I had the good fortune to be in town with Guillaume Nodet, Godfather of Servicemix, last week, and talked to him about this; Guillaume is an intelligent and fun guy and if you get a chance to meet him then take it! It turns out that the JMS/JCA flow feature of ServiceMix was there before the NMR was refactored to become JBI-compliant. So, back when it was invented, it wasn't burdened by the additional NMR traffic mandated by the JBI spec. So, these flows made more sense back then, but really don't make so much sense now. You can get everything you want in terms of reliability by using explicit queues as checkpoints in a transactional SEDA architecture: just use the SEDA flow, and, where transaction propagation is required, set the message exchange to be synchronous.

Rather than engage in feature debridement in ServiceMix3, Guillaume has made the right move in choosing to leave these flows in ServiceMix3 but omit them from ServiceMix4. There is talk about reimplementing the JMS flow for ServiceMix4 for "backwards compatability", but I for one would rather see Guillaume invest his and the community's efforts on other more pressing stuff. A really nice feature of ServiceMix4 is that you will be able to transactional propagation on the SEDA flow with asynchronous as well as synchronous messages, so those who invest in the SEDA appraoch now can avail of better thread-performance at the flick of a switch when they move to ServiceMix4.

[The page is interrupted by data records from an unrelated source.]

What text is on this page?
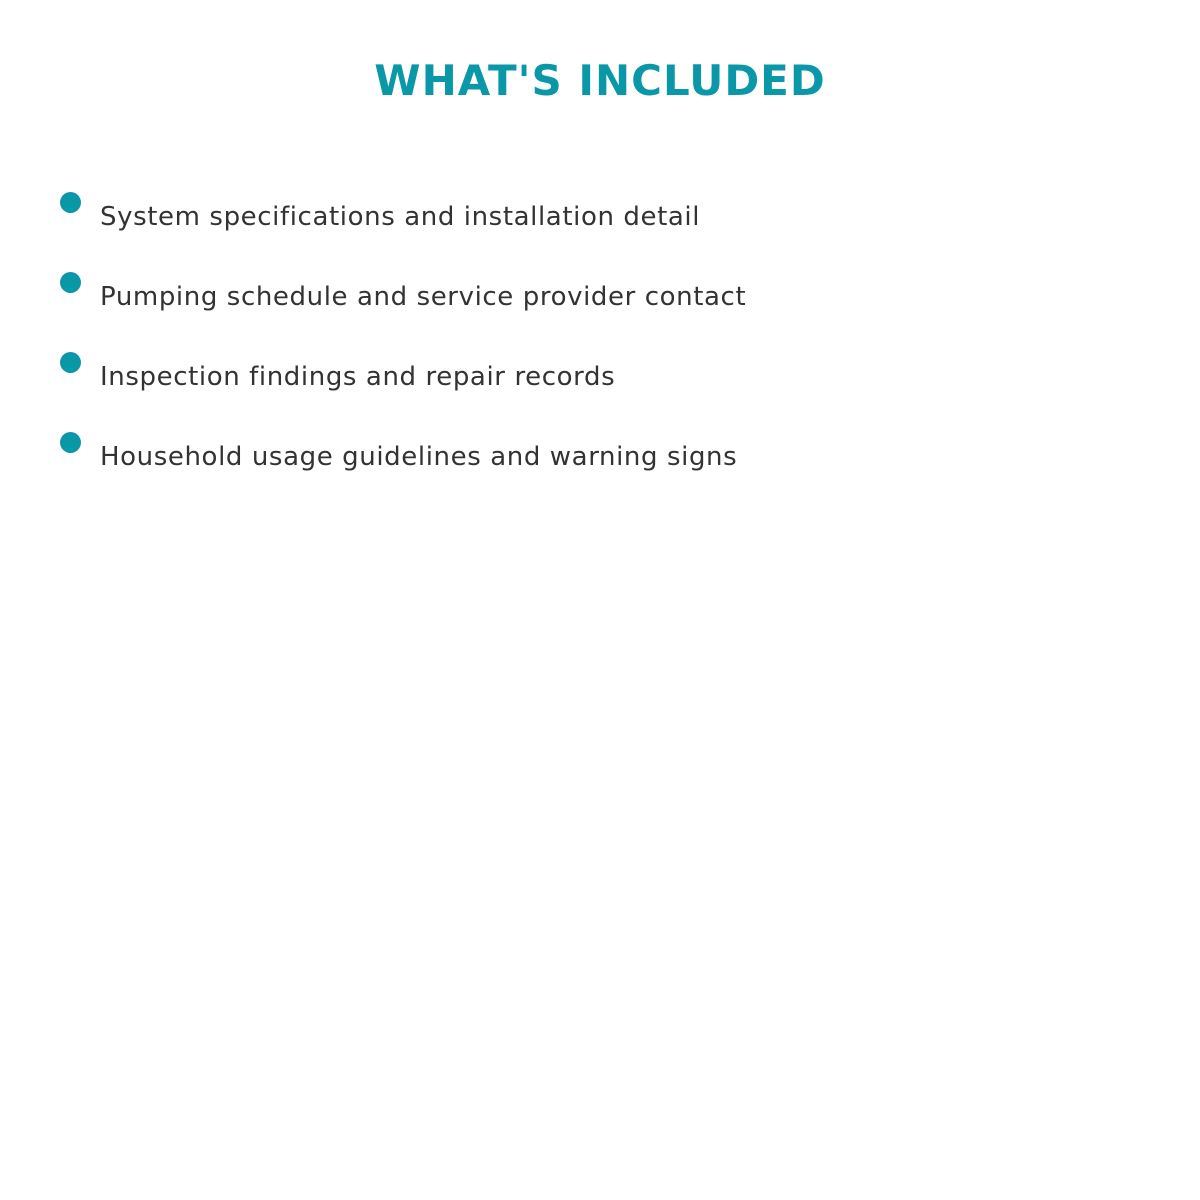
WHAT'S INCLUDED
System specifications and installation detail
Pumping schedule and service provider contact
Inspection findings and repair records
Household usage guidelines and warning signs
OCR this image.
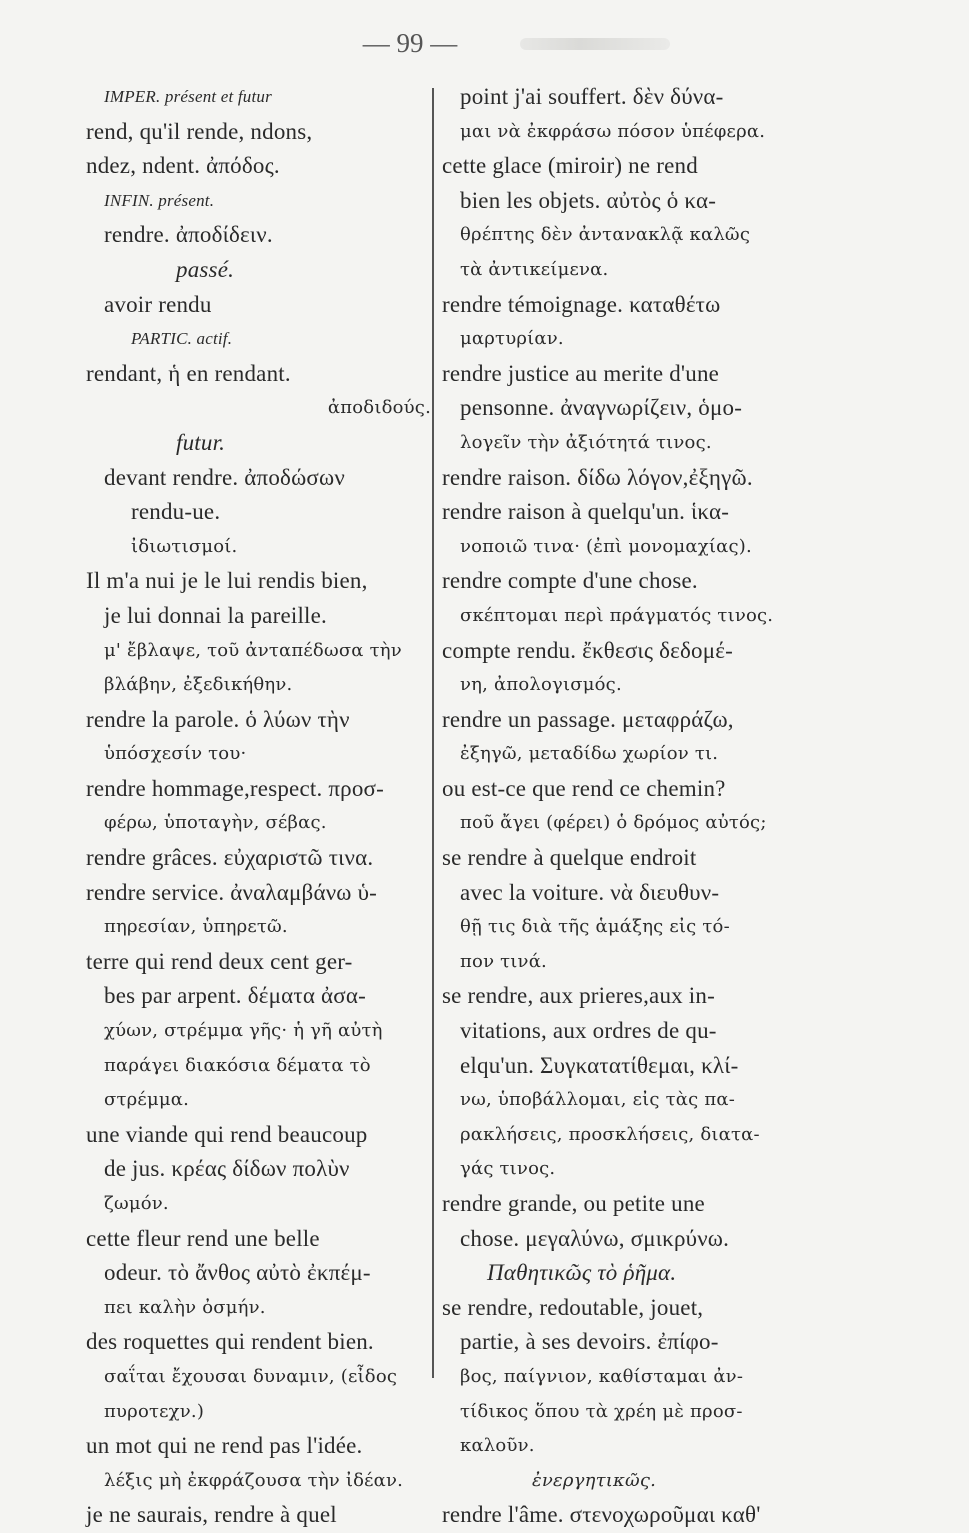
— 99 —
IMPER. présent et futur
rend, qu'il rende, ndons,
ndez, ndent. ἀπόδος.
INFIN. présent.
rendre. ἀποδίδειν.
passé.
avoir rendu
PARTIC. actif.
rendant, ἡ en rendant.
ἀποδιδούς.
futur.
devant rendre. ἀποδώσων
rendu-ue.
ἰδιωτισμοί.
Il m'a nui je le lui rendis bien,
je lui donnai la pareille.
μ' ἔβλαψε, τοῦ ἀνταπέδωσα τὴν
βλάβην, ἐξεδικήθην.
rendre la parole. ὁ λύων τὴν
ὑπόσχεσίν του·
rendre hommage,respect. προσ-
φέρω, ὑποταγὴν, σέβας.
rendre grâces. εὐχαριστῶ τινα.
rendre service. ἀναλαμβάνω ὑ-
πηρεσίαν, ὑπηρετῶ.
terre qui rend deux cent ger-
bes par arpent. δέματα ἀσα-
χύων, στρέμμα γῆς· ἡ γῆ αὐτὴ
παράγει διακόσια δέματα τὸ
στρέμμα.
une viande qui rend beaucoup
de jus. κρέας δίδων πολὺν
ζωμόν.
cette fleur rend une belle
odeur. τὸ ἄνθος αὐτὸ ἐκπέμ-
πει καλὴν ὀσμήν.
des roquettes qui rendent bien.
σαΐται ἔχουσαι δυναμιν, (εἶδος
πυροτεχν.)
un mot qui ne rend pas l'idée.
λέξις μὴ ἐκφράζουσα τὴν ἰδέαν.
je ne saurais, rendre à quel
point j'ai souffert. δὲν δύνα-
μαι νὰ ἐκφράσω πόσον ὑπέφερα.
cette glace (miroir) ne rend
bien les objets. αὐτὸς ὁ κα-
θρέπτης δὲν ἀντανακλᾷ καλῶς
τὰ ἀντικείμενα.
rendre témoignage. καταθέτω
μαρτυρίαν.
rendre justice au merite d'une
pensonne. ἀναγνωρίζειν, ὁμο-
λογεῖν τὴν ἀξιότητά τινος.
rendre raison. δίδω λόγον,ἐξηγῶ.
rendre raison à quelqu'un. ἱκα-
νοποιῶ τινα· (ἐπὶ μονομαχίας).
rendre compte d'une chose.
σκέπτομαι περὶ πράγματός τινος.
compte rendu. ἔκθεσις δεδομέ-
νη, ἀπολογισμός.
rendre un passage. μεταφράζω,
ἐξηγῶ, μεταδίδω χωρίον τι.
ou est-ce que rend ce chemin?
ποῦ ἄγει (φέρει) ὁ δρόμος αὐτός;
se rendre à quelque endroit
avec la voiture. νὰ διευθυν-
θῇ τις διὰ τῆς ἁμάξης εἰς τό-
πον τινά.
se rendre, aux prieres,aux in-
vitations, aux ordres de qu-
elqu'un. Συγκατατίθεμαι, κλί-
νω, ὑποβάλλομαι, εἰς τὰς πα-
ρακλήσεις, προσκλήσεις, διατα-
γάς τινος.
rendre grande, ou petite une
chose. μεγαλύνω, σμικρύνω.
Παθητικῶς τὸ ῥῆμα.
se rendre, redoutable, jouet,
partie, à ses devoirs. ἐπίφο-
βος, παίγνιον, καθίσταμαι ἀν-
τίδικος ὅπου τὰ χρέη μὲ προσ-
καλοῦν.
ἐνεργητικῶς.
rendre l'âme. στενοχωροῦμαι καθ'
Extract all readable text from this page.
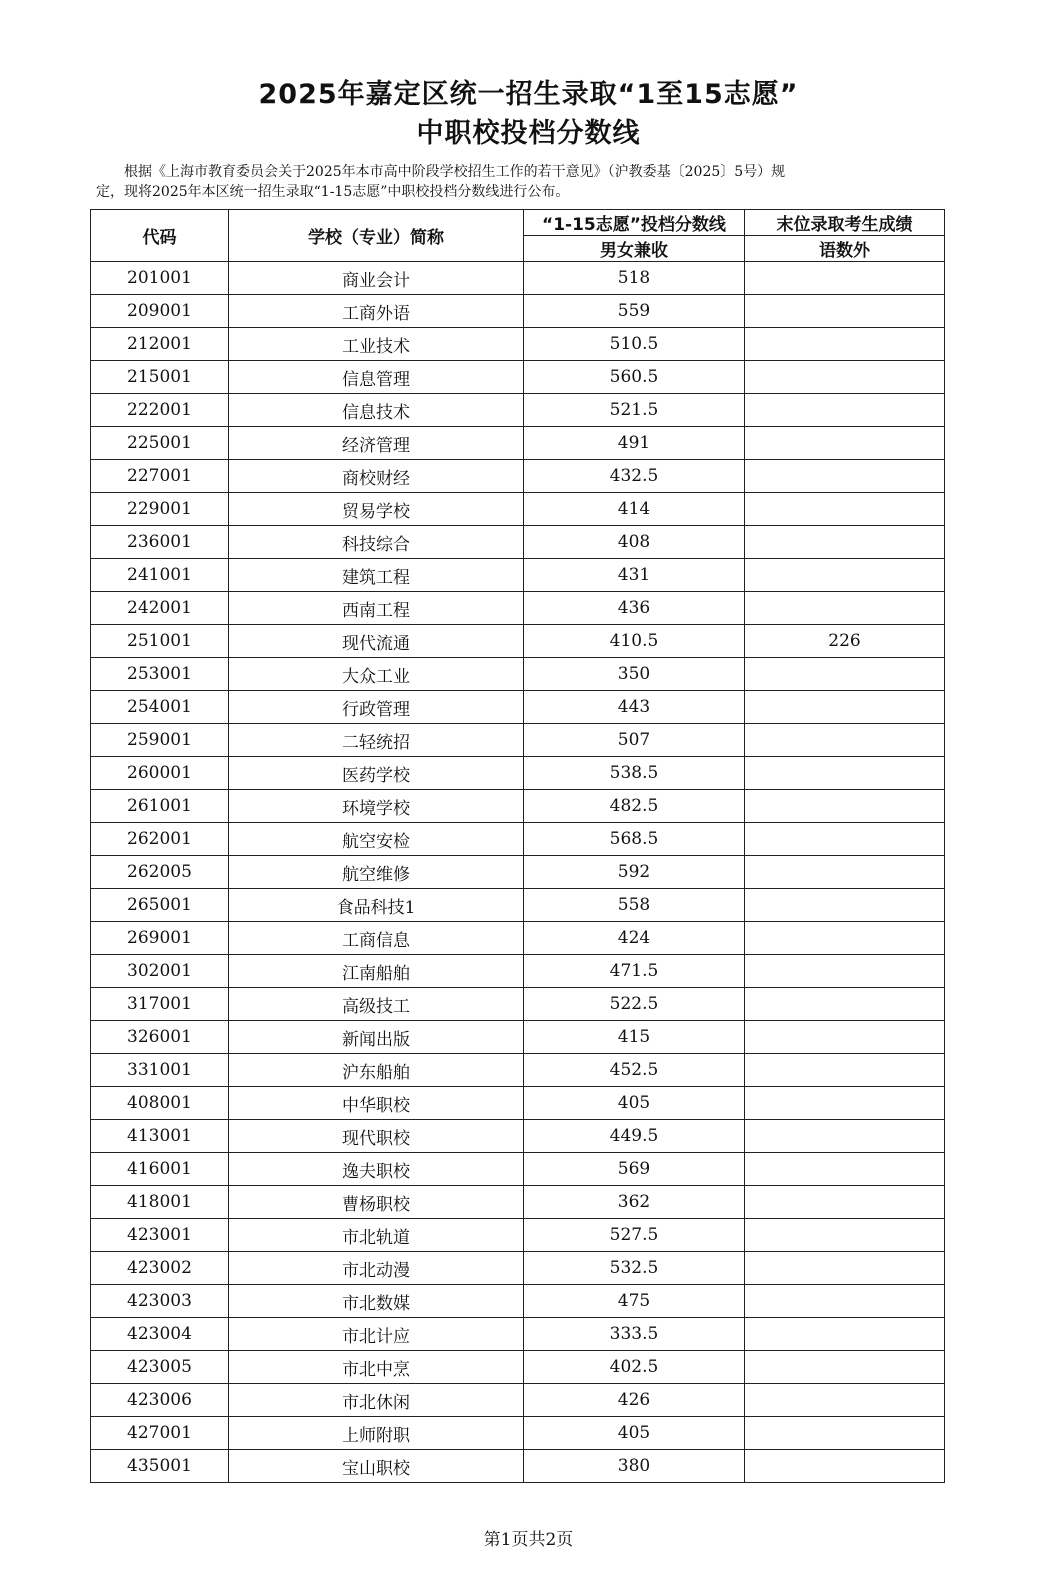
2025年嘉定区统一招生录取“1至15志愿”
中职校投档分数线

根据《上海市教育委员会关于2025年本市高中阶段学校招生工作的若干意见》（沪教委基〔2025〕5号）规
定，现将2025年本区统一招生录取“1-15志愿”中职校投档分数线进行公布。

代码	学校（专业）简称	“1-15志愿”投档分数线	末位录取考生成绩
		男女兼收	语数外
201001	商业会计	518	
209001	工商外语	559	
212001	工业技术	510.5	
215001	信息管理	560.5	
222001	信息技术	521.5	
225001	经济管理	491	
227001	商校财经	432.5	
229001	贸易学校	414	
236001	科技综合	408	
241001	建筑工程	431	
242001	西南工程	436	
251001	现代流通	410.5	226
253001	大众工业	350	
254001	行政管理	443	
259001	二轻统招	507	
260001	医药学校	538.5	
261001	环境学校	482.5	
262001	航空安检	568.5	
262005	航空维修	592	
265001	食品科技1	558	
269001	工商信息	424	
302001	江南船舶	471.5	
317001	高级技工	522.5	
326001	新闻出版	415	
331001	沪东船舶	452.5	
408001	中华职校	405	
413001	现代职校	449.5	
416001	逸夫职校	569	
418001	曹杨职校	362	
423001	市北轨道	527.5	
423002	市北动漫	532.5	
423003	市北数媒	475	
423004	市北计应	333.5	
423005	市北中烹	402.5	
423006	市北休闲	426	
427001	上师附职	405	
435001	宝山职校	380	
第1页共2页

Both Guillaume and I were agreed in that if you want to introduce clustering, reliability or transactionality into your integration solution, then do so using explicitly named JMS queues. That way, you have full control over when and where your message exchanges are persisted, transacted or clustered. It's easy, and more importantly, it's the Right Level of Abstraction for integration solutions.


Konrad said...


I beg to disagree with you.

1. As an ESB user I may wish to see the internal bus implementation as a blackbox with some features I can rely on. One of the is QOS (in thise case - reliable delivery). So when I design my ESB flow using shipped, reusable components I want the bus to guarantee my QOS without bothering how to design my queues in between the components so that the flow becomes reliable. In some cases I may choose not too worry with performance overhead too much. Automatic guarateed delivery may be more important to me.
2. The manual usage of the in-between queues increases the design and implementation complexity, which may be not desired in many cases.
3. Using in-between queues does not solve the whole QOS problem. By using them, you just maintain the state between the components. You do not address the important problem of maintaining the state of the components themselves. For example, some EIPs like Resequencer or Aggregator may loose their state in case of failover when using just a custom set of in-between queues.

The problem of the state of some EIPs underlines the need of consistent support for given (configurable) level of QOS by the bus. In my opnion the reliable delivery should not be the responsibility of the flow designer but should be perceived as a feature of the bus (and all its elements, including EIP implementations).

vinod said...

We are using 3.3.18 fuse, is there any issue for JMS flow to work with servicemix camel router, as we see errors like "Premature end of file" if router is involved, and it goes away for SEDA flow.